I was recently at a conference in Iceland and one of the main themes was the idea of cryptocolonialsm. I think the thing that clinched it for most of the participants was when one of the discussants said: ‘But Iceland never was a colony’. Given the history of Iceland with Norway and with Denmark, that produced a huge laugh but also the recognition by everyone present that this was the diagnostic trait par excellence of a cyptocolony.
So what I want to do is to construct an argument that will not try to engage in ‘butterfly collection’, i.e. set up a model by which one can define a cyptocolony, but rather set up a heuristic so that in the end the differences will possibly be more interesting than the similarities. Nonetheless, I think there is a common thread. The idea that any country can be independent of the global power structures is an act of, at the very best, self-deception. Similarities among the countries that I am going to look at more closely in the following comparative study might, however, be seen along the following lines: the use of cartography to define very clear frontiers; the insistence of some sort of ethnic unity; attempts to unify the country by a single form of their language; and so on.
There are of course some rather marginal cases: China, at least parts of China, and possibly also Japan. These might be distant contenders for the definition of cyptocolonialism but that might be exactly the interesting point. How far can one push the argument?
KR: If I take your attempt to narrow down the concept above as a starting point, what or who do you think acts as a coloniser in the cyptocolonial narrative?
MH: I think what you see in every one of these cases is that a local elite tries to domesticate – or to use their own rhetoric ‘civilise’ – the home population in a way that will render the country relatively immune to being invaded by the Western powers but at the same time under the thumb of the Western powers when it comes to national identity. That’s why you get these massive attempts trying to unify the language – very often back to ancient prototypes. You get a lot of problems with intolerance when it comes to ethnic minorities and intense concerns about the shape and integrity of borders. I am quite sure that a lot of people in most of these countries sincerely believe that they are truly independent. Whether this means they are dupes or have accepted under full awareness the conditional nature of this independence is a question I can’t answer for them.
KR: So far, we haven’t talked about the word as such. As I understand, with the idea of ‘cyptocolonialism’ you describe an influence that resembles the colonising efforts of the West in the 19th Century. Why did you choose the prefix ‘crypto’ in your case?

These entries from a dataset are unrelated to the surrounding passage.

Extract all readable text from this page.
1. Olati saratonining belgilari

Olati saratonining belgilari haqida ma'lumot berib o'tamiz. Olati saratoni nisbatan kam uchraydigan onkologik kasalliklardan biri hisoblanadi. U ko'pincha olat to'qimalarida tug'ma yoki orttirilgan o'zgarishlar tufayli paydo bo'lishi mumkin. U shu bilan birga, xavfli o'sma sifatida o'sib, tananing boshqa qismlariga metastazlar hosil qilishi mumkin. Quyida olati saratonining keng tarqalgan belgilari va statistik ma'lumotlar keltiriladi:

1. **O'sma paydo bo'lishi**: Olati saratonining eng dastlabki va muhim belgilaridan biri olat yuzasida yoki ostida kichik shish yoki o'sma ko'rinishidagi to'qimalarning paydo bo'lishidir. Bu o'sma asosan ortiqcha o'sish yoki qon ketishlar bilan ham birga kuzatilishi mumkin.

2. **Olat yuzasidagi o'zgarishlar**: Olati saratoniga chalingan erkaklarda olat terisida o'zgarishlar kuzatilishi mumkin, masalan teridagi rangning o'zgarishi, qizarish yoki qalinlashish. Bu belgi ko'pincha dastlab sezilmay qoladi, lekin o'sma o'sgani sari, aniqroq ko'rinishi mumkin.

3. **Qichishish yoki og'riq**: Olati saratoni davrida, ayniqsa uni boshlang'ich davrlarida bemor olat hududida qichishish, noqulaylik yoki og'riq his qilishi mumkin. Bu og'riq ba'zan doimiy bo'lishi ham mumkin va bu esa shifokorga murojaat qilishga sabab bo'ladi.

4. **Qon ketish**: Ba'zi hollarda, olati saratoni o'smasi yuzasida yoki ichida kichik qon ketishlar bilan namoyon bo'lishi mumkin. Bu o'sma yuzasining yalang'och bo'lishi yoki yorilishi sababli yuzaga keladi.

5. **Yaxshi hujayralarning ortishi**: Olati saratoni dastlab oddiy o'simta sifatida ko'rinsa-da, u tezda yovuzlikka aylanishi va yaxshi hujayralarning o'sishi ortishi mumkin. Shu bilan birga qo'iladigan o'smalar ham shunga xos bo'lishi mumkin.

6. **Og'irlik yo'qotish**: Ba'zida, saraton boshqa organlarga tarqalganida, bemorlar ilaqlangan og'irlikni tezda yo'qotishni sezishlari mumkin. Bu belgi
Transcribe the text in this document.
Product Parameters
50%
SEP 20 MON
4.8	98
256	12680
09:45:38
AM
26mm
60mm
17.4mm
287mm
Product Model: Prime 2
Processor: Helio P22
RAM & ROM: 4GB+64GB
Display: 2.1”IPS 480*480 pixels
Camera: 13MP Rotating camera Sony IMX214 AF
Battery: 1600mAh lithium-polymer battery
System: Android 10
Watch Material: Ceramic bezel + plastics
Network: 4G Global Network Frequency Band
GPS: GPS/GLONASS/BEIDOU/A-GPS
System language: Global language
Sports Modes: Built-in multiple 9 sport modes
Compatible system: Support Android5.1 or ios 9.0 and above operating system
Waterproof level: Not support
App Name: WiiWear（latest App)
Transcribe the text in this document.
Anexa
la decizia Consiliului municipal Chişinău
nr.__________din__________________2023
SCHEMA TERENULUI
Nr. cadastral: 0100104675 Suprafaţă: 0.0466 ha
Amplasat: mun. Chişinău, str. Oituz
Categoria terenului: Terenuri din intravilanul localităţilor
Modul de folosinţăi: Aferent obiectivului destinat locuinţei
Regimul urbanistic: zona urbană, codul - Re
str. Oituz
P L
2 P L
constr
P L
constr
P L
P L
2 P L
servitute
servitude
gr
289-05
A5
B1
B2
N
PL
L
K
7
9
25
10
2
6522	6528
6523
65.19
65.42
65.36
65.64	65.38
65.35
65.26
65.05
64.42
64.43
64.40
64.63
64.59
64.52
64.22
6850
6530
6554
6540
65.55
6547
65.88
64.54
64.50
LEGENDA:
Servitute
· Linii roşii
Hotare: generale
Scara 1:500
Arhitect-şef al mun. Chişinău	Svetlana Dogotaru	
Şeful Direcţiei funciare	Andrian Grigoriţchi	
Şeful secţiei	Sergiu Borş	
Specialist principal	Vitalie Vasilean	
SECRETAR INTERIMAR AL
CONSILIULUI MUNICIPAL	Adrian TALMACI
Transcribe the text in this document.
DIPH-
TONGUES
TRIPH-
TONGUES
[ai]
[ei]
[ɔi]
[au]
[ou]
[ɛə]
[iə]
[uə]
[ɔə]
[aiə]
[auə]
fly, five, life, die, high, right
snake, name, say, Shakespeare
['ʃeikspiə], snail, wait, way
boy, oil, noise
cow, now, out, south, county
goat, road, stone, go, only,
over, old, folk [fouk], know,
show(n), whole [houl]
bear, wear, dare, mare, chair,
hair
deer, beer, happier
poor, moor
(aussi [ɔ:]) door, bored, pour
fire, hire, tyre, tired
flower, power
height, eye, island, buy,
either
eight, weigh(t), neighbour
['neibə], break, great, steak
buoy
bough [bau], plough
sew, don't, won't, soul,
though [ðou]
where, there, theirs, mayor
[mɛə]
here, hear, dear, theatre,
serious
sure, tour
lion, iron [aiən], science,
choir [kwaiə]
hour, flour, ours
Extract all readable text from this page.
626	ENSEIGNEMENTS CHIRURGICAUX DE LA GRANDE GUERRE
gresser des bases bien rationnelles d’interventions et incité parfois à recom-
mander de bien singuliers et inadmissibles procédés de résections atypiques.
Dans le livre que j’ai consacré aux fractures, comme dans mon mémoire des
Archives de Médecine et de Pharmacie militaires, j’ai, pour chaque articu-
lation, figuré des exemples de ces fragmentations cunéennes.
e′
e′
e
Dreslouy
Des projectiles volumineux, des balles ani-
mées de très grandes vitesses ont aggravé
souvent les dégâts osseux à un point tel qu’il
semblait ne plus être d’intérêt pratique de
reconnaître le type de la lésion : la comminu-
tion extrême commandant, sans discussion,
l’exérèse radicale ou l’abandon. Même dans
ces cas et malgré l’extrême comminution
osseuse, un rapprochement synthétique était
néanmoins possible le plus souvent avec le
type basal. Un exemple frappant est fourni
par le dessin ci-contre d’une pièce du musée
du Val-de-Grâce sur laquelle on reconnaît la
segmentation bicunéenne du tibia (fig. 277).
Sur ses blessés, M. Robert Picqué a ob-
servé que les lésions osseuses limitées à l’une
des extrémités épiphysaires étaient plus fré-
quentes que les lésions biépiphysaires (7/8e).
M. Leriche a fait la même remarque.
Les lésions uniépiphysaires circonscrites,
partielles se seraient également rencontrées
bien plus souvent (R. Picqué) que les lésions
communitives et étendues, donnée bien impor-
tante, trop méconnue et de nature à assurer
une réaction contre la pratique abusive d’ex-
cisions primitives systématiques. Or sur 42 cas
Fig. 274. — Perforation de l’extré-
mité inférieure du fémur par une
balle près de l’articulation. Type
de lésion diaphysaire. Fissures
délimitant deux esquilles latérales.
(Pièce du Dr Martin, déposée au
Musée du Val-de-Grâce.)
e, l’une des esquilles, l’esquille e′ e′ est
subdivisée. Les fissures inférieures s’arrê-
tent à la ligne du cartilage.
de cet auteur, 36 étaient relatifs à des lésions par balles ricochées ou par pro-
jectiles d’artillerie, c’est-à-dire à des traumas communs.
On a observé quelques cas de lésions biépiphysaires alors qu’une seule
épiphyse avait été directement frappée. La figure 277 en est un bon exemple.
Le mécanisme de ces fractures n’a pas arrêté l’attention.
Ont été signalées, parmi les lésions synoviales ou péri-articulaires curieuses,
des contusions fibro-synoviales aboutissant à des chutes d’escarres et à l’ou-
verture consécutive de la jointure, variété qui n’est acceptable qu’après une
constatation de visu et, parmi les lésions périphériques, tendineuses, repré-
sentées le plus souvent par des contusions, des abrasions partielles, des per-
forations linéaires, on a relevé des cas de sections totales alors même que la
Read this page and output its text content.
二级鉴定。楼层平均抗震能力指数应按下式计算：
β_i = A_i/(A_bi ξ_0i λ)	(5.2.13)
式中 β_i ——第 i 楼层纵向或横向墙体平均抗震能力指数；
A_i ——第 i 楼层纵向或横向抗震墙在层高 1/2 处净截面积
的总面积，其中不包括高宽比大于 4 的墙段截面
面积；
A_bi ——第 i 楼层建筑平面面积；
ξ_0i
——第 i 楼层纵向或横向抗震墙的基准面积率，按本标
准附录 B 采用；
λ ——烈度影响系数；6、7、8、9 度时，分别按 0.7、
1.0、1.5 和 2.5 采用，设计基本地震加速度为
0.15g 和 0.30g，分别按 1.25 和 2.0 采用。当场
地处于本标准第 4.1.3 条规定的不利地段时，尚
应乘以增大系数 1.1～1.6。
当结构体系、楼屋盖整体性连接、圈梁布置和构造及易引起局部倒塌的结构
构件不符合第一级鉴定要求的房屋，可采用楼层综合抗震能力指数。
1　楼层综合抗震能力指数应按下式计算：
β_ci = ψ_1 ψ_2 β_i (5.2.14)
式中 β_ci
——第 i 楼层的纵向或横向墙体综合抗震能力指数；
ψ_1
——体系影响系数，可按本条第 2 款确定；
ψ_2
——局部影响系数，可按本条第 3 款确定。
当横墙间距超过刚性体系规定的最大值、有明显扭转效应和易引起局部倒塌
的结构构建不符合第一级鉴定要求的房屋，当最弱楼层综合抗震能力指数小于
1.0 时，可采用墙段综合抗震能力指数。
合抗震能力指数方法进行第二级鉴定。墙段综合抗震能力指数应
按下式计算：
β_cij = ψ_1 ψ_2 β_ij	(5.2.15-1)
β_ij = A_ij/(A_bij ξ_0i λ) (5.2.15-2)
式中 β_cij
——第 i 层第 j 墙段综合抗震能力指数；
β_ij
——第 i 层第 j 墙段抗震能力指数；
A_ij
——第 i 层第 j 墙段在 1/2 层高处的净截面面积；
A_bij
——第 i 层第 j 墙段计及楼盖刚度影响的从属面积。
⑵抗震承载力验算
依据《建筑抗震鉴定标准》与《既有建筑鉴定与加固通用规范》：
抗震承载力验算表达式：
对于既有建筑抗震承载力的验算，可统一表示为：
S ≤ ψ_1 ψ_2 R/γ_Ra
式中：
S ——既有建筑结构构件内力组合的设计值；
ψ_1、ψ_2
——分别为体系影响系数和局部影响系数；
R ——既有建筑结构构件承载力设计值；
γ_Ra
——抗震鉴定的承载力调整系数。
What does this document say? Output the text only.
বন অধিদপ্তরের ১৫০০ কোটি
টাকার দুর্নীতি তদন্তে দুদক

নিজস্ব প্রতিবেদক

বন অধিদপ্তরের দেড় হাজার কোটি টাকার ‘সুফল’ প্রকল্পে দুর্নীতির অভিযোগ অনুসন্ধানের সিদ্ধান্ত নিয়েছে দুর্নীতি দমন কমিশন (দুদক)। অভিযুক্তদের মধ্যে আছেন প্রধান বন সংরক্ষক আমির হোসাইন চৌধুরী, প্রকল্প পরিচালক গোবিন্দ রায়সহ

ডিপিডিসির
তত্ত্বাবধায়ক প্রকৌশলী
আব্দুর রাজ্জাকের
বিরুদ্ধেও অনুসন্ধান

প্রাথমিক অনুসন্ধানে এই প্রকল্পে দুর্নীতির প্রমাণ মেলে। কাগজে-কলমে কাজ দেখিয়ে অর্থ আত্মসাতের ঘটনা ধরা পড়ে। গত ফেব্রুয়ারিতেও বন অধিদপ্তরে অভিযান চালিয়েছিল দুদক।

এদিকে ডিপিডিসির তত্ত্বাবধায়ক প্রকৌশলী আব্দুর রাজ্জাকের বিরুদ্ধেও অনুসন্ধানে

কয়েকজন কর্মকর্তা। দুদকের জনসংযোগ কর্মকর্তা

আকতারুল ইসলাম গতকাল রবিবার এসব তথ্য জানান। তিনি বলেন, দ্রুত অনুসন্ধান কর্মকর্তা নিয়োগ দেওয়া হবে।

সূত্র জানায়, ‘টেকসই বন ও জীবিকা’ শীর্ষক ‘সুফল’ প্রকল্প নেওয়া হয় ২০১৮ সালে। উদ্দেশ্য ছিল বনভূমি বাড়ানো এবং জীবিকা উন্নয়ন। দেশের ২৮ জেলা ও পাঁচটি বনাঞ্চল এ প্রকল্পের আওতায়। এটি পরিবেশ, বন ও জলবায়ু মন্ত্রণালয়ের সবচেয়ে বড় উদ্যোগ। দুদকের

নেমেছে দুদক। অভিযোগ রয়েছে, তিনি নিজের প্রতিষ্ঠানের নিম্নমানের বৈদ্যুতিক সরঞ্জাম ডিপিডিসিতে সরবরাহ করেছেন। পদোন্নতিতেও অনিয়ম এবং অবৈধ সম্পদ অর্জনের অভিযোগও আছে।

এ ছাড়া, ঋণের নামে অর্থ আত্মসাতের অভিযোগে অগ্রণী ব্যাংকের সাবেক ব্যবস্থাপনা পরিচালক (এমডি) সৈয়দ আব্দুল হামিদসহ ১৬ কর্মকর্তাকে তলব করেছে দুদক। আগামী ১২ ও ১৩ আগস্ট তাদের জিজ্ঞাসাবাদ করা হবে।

MH: ‘Crypto’ means disguised. It is a disguised form of colonialism. Everybody denies that there has been any form of colonialism involved. The citizens and governments of those countries are very quick to say that they were never colonised. It is a constant mantra in Thailand for example. The Greeks obviously say they were colonised by the Ottomans, but they wouldn’t confirm ever having been a colony of the West. In all these cases, there is a very explicit denial of ever having been a part of the Western colonial system.
KR: Let me ask you a final question with regards to the concept in the narrow sense. Are there states that have not been cryptocolonised?
MH: This is indeed a rather tricky question. I am not a world historian. There are indeed only very few places that have not been under the influence of the West at all, but I am talking about a very specific phenomenon, in which official policy simply repudiates the very idea that the country was ever anything other than completely independent of the Western project.